Binance founder Changpeng “CZ” Zhao proposed a new kind of decentralized exchange on Sunday, one that hides trades, positions, and deposits from the public, to protect traders from so-called front-running and liquidation attacks.
“Given recent events, I think now might be a good time for someone to launch a dark pool perp DEX,” Zhao wrote on X. “I have always been puzzled with the fact that everyone can see your orders in real-time on a DEX. The problem is worse on a perp DEX where there are liquidations.”
Perp DEXs are decentralized exchanges that offer perpetual futures contracts, enabling users to place highly leveraged bets on asset prices without expiration.
“If others can see your liquidation point, they could try to push the market to liquidate you,” he wrote. “Even if you got a billion dollars, others can gang up on you.”
Zhao noted that while CEXs hide user identities, DEXs expose wallet-linked orders and liquidation points, enabling front-running and maximal extractable value (MEV) attacks, where bots detect and exploit pending transactions for profit.
“This results in increased slippage, worse prices, and higher costs for you,” he wrote.
To mitigate these risks, Zhao proposed a “dark pool-style” approach that conceals trades and smart contract activity.
Zhao suggested the use of zero-knowledge proofs (ZK) or similar encryption to hide activity until later stages of settlement.
“CZ is really onto something here. Such a solution must be trustless, non-custodial, cross-chain, and secure,” Kadan Stadelmann, CTO of Komodo Platform, told Decrypt. “The non-custody feature, for example, promotes privacy.”
Zhao’s post has revived a long-running debate in DeFi over whether transparency is always beneficial, particularly for institutional players.
Annu Shekhawat, Global Ecosystem Lead at Avail, said CZ’s post “makes a compelling case for the next frontier in DeFi infrastructure.”
“Today’s DEXs expose too much: real-time order visibility, wallet-linked order books, and predictable liquidation points,” Shekhawat told Decrypt. “That’s great for MEV bots however, terrible for serious traders.”

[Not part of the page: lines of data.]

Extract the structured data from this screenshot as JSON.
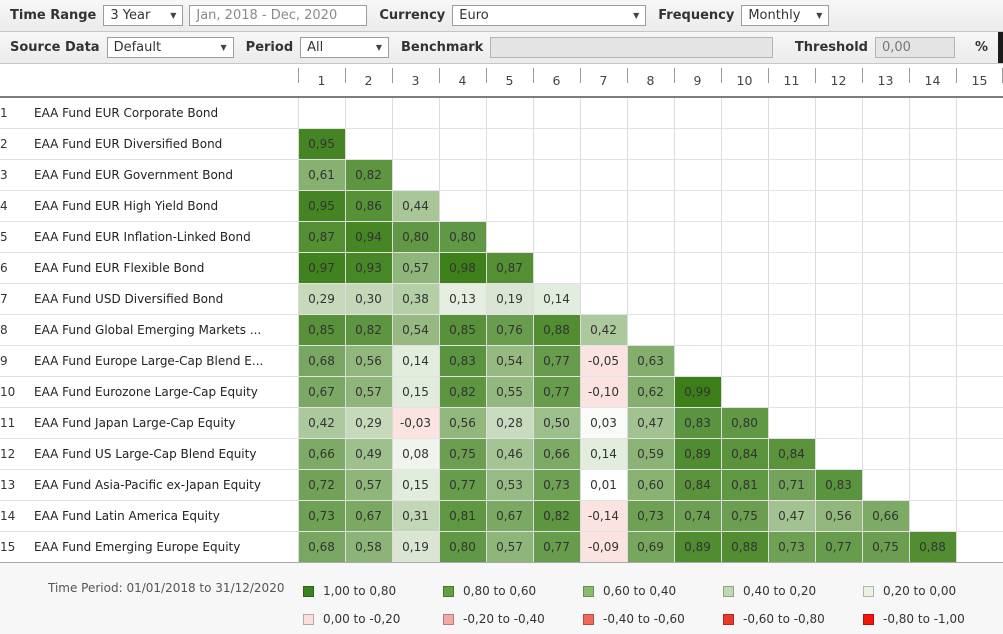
{
  "toolbar": {
    "time_range_label": "Time Range",
    "time_range_value": "3 Year",
    "date_range_value": "Jan, 2018 - Dec, 2020",
    "currency_label": "Currency",
    "currency_value": "Euro",
    "frequency_label": "Frequency",
    "frequency_value": "Monthly",
    "source_data_label": "Source Data",
    "source_data_value": "Default",
    "period_label": "Period",
    "period_value": "All",
    "benchmark_label": "Benchmark",
    "benchmark_value": "",
    "threshold_label": "Threshold",
    "threshold_value": "0,00",
    "percent_label": "%"
  },
  "matrix": {
    "column_headers": [
      "1",
      "2",
      "3",
      "4",
      "5",
      "6",
      "7",
      "8",
      "9",
      "10",
      "11",
      "12",
      "13",
      "14",
      "15"
    ],
    "rows": [
      {
        "num": "1",
        "name": "EAA Fund EUR Corporate Bond",
        "values": []
      },
      {
        "num": "2",
        "name": "EAA Fund EUR Diversified Bond",
        "values": [
          "0,95"
        ]
      },
      {
        "num": "3",
        "name": "EAA Fund EUR Government Bond",
        "values": [
          "0,61",
          "0,82"
        ]
      },
      {
        "num": "4",
        "name": "EAA Fund EUR High Yield Bond",
        "values": [
          "0,95",
          "0,86",
          "0,44"
        ]
      },
      {
        "num": "5",
        "name": "EAA Fund EUR Inflation-Linked Bond",
        "values": [
          "0,87",
          "0,94",
          "0,80",
          "0,80"
        ]
      },
      {
        "num": "6",
        "name": "EAA Fund EUR Flexible Bond",
        "values": [
          "0,97",
          "0,93",
          "0,57",
          "0,98",
          "0,87"
        ]
      },
      {
        "num": "7",
        "name": "EAA Fund USD Diversified Bond",
        "values": [
          "0,29",
          "0,30",
          "0,38",
          "0,13",
          "0,19",
          "0,14"
        ]
      },
      {
        "num": "8",
        "name": "EAA Fund Global Emerging Markets ...",
        "values": [
          "0,85",
          "0,82",
          "0,54",
          "0,85",
          "0,76",
          "0,88",
          "0,42"
        ]
      },
      {
        "num": "9",
        "name": "EAA Fund Europe Large-Cap Blend E...",
        "values": [
          "0,68",
          "0,56",
          "0,14",
          "0,83",
          "0,54",
          "0,77",
          "-0,05",
          "0,63"
        ]
      },
      {
        "num": "10",
        "name": "EAA Fund Eurozone Large-Cap Equity",
        "values": [
          "0,67",
          "0,57",
          "0,15",
          "0,82",
          "0,55",
          "0,77",
          "-0,10",
          "0,62",
          "0,99"
        ]
      },
      {
        "num": "11",
        "name": "EAA Fund Japan Large-Cap Equity",
        "values": [
          "0,42",
          "0,29",
          "-0,03",
          "0,56",
          "0,28",
          "0,50",
          "0,03",
          "0,47",
          "0,83",
          "0,80"
        ]
      },
      {
        "num": "12",
        "name": "EAA Fund US Large-Cap Blend Equity",
        "values": [
          "0,66",
          "0,49",
          "0,08",
          "0,75",
          "0,46",
          "0,66",
          "0,14",
          "0,59",
          "0,89",
          "0,84",
          "0,84"
        ]
      },
      {
        "num": "13",
        "name": "EAA Fund Asia-Pacific ex-Japan Equity",
        "values": [
          "0,72",
          "0,57",
          "0,15",
          "0,77",
          "0,53",
          "0,73",
          "0,01",
          "0,60",
          "0,84",
          "0,81",
          "0,71",
          "0,83"
        ]
      },
      {
        "num": "14",
        "name": "EAA Fund Latin America Equity",
        "values": [
          "0,73",
          "0,67",
          "0,31",
          "0,81",
          "0,67",
          "0,82",
          "-0,14",
          "0,73",
          "0,74",
          "0,75",
          "0,47",
          "0,56",
          "0,66"
        ]
      },
      {
        "num": "15",
        "name": "EAA Fund Emerging Europe Equity",
        "values": [
          "0,68",
          "0,58",
          "0,19",
          "0,80",
          "0,57",
          "0,77",
          "-0,09",
          "0,69",
          "0,89",
          "0,88",
          "0,73",
          "0,77",
          "0,75",
          "0,88"
        ]
      }
    ]
  },
  "footer": {
    "time_period": "Time Period: 01/01/2018 to 31/12/2020",
    "legend": [
      {
        "label": "1,00 to 0,80",
        "color": "#3c8220"
      },
      {
        "label": "0,80 to 0,60",
        "color": "#61a140"
      },
      {
        "label": "0,60 to 0,40",
        "color": "#8cbb6d"
      },
      {
        "label": "0,40 to 0,20",
        "color": "#c1d9ae"
      },
      {
        "label": "0,20 to 0,00",
        "color": "#eaf3e2"
      },
      {
        "label": "0,00 to -0,20",
        "color": "#fbdfdd"
      },
      {
        "label": "-0,20 to -0,40",
        "color": "#f3a9a3"
      },
      {
        "label": "-0,40 to -0,60",
        "color": "#f0685a"
      },
      {
        "label": "-0,60 to -0,80",
        "color": "#ea392a"
      },
      {
        "label": "-0,80 to -1,00",
        "color": "#f01505"
      }
    ]
  },
  "colors": {
    "positive_full": "#3a7e16",
    "negative_bucket_1": "#fbe3e2",
    "negative_bucket_2": "#f3a9a3",
    "negative_bucket_3": "#f0685a",
    "negative_bucket_4": "#ea392a",
    "negative_bucket_5": "#f01505"
  }
}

Stadelmann said building the kind of DEX Zhao envisioned would require full decentralization, cross-chain interoperability, and trustless execution, pointing to “atomic swaps” that use “Hash Time Lock Contracts.”
These are smart contract mechanisms that enable two parties to trade assets across blockchains only if one party provides a specific code within a specified time limit; otherwise, the transaction is automatically canceled, and both parties recover their funds.
Shekhawat said the first to build such a platform could set the benchmark for private DeFi, noting it would “unlock a whole new design space for institutional-grade DeFi.”
Zhao, who stepped down as Binance CEO in 2023, invited developers to contact him via ReachMe.io, a paid messaging platform he introduced in March.
He introduced the feature to manage overwhelming message volume, gradually raising the price to filter out spam.